In this particular session there was a breakthrough. Anna reported on how much she was loving her new apartment. She also told me that she was tired of hand-me-downs and had just, for the first time, bought herself some new bed linens and a comforter — a small, but telling, gesture. She also described how plants that people had given her that had always died in the past were now growing profusely. “There was this one plant,” she told me, “that committed suicide on itself. It had only one leaf left, and it grew a new one that collapsed on the old one and broke the branch. I took that branch and put it in water, and now it has lots of roots. I think I’ll plant it in dirt this weekend.”
Feeling unwanted and unloved, Anna had lived her life on the go, never really putting down roots. Instead she was waiting for a person to come forward to love her, offer her a home, and in general rescue her. Now, slowly but steadily, Anna had come to a truce with herself. She began to speak of herself lovingly, therapeutically like a good parent. As she did with the formerly “suicidal” plant she was learning to tend to herself by making a comfortable home for herself, and was thrilled and surprised by her own growth. In Anna’s war tenderness appeared and showed itself, branch by branch, leaf by leaf.
Interestingly, President Joe Biden has over the years frequently quoted lines from the Irish poet and playwright, Seamus Heaney’s The Cure at Troy. All of Heaney’s prose offers the expectation that conditions can change and improve. He wrote this play during “The Troubles” — the name given to the conflict that raged on between Protestants and Catholics in Northern Ireland for 30 years until just before the turn of the century. His inspiration was the 1990’s political situation in South Africa. It moved him, as it has so many, that when he was released from his long stay in prison Nelson Mandela exhibited a great generosity of spirit. Refusing to seek revenge for his imprisonment and for apartheid, and rather than incite a war, as many had feared, he offered a helping hand to try to heal the nation.

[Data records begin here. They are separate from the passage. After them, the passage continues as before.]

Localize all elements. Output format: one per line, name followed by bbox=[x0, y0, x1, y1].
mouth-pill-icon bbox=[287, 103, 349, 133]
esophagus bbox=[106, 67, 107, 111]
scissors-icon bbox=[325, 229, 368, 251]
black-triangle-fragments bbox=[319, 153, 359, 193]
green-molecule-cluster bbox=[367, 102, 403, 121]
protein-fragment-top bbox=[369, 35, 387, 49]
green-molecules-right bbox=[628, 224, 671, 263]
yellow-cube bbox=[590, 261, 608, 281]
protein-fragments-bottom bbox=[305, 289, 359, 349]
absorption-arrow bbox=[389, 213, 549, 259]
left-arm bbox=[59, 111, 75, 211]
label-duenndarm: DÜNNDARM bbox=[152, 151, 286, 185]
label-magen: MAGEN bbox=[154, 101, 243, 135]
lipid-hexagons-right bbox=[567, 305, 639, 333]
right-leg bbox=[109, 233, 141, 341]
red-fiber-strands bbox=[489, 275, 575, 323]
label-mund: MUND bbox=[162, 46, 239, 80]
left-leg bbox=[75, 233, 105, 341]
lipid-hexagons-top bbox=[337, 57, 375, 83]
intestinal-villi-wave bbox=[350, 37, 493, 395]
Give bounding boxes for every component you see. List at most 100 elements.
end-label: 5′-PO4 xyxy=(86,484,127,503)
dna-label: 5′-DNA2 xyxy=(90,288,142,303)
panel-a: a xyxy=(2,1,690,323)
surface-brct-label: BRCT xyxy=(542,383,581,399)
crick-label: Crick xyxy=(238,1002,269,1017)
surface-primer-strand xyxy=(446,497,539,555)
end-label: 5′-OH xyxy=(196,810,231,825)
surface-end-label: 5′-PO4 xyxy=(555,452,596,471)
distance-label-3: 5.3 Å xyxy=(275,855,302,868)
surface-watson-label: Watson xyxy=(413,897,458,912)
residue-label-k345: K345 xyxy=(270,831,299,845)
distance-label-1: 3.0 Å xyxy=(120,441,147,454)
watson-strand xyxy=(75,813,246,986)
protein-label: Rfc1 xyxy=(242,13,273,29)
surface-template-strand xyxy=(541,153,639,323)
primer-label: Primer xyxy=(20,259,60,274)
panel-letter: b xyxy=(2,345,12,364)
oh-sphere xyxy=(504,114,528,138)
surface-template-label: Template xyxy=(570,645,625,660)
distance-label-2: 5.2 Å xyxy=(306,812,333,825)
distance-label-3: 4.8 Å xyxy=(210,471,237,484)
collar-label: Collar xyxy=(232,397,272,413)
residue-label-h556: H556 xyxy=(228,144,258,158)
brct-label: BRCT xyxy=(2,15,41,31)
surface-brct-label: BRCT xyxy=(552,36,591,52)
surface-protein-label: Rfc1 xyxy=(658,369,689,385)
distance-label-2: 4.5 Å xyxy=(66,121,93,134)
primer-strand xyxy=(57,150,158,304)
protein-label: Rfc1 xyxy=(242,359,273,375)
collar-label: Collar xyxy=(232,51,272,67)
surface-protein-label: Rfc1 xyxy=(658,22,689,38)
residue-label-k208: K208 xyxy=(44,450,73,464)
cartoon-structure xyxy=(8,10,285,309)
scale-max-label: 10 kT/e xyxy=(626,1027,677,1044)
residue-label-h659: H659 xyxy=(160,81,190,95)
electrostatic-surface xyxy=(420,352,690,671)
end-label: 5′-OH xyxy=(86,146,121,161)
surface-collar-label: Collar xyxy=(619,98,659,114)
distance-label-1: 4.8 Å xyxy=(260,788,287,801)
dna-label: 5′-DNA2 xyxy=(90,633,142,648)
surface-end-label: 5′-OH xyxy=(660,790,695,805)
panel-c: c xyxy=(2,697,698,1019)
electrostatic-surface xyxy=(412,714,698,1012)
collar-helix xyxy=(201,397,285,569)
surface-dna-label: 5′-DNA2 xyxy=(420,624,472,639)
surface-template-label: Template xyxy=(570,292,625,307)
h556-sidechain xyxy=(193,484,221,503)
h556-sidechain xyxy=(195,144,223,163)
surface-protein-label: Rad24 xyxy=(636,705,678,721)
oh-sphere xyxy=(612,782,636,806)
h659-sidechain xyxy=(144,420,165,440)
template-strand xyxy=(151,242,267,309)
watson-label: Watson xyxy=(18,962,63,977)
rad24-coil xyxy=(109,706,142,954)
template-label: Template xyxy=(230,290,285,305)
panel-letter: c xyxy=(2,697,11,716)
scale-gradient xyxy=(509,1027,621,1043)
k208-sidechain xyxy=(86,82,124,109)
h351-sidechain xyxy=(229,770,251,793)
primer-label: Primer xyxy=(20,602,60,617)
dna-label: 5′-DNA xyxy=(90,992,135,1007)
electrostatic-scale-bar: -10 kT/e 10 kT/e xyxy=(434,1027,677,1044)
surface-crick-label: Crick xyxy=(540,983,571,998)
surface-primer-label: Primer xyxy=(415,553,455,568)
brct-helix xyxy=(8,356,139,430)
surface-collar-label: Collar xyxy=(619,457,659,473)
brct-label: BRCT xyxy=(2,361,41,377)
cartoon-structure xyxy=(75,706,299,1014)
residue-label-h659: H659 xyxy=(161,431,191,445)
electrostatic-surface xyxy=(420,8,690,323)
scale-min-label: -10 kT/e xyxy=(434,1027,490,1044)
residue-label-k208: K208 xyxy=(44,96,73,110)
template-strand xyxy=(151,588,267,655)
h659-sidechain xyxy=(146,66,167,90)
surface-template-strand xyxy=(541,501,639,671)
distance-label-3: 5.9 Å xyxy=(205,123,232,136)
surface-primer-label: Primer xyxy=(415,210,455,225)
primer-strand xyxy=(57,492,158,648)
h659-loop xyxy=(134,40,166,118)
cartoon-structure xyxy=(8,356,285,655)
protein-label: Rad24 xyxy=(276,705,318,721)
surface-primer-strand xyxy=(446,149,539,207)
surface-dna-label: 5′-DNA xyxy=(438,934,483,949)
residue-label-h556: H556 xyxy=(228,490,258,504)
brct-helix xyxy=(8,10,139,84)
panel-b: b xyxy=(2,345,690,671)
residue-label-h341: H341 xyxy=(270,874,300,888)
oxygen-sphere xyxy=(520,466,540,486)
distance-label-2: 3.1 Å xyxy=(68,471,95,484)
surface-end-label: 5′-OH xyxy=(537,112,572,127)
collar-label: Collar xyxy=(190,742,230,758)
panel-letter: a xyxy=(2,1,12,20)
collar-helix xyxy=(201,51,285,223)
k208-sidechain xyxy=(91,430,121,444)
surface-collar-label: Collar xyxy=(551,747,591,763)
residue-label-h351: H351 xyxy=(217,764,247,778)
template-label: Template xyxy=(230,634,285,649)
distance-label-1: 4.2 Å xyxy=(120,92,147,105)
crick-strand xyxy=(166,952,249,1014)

So hope for a great sea-change
On the far side of revenge.
Believe that further shore
Is reachable from here.
Believe in miracles
And cures and healing wells.
What is the cure and where do we find healing wells? I believe it can be found in tenderness. Tenderness as therapy for ourselves, for each other and for our nation. At the inauguration the 22-year-old poet laureate Amanda Gorman’s poem The Hill We Climb sounded a clarion call to us all. She asked us to bravely join in a sea-change or risk losing all that is precious.
When day comes we step out of the shade,
aflame and unafraid,
the new dawn blooms as we free it.
For there is always light,
if only we’re brave enough to see it.
If only we’re brave enough to be it.
I believe that our fate is not up to the gods but rather lies in the glowing light of tenderness that lives in each of our hearts.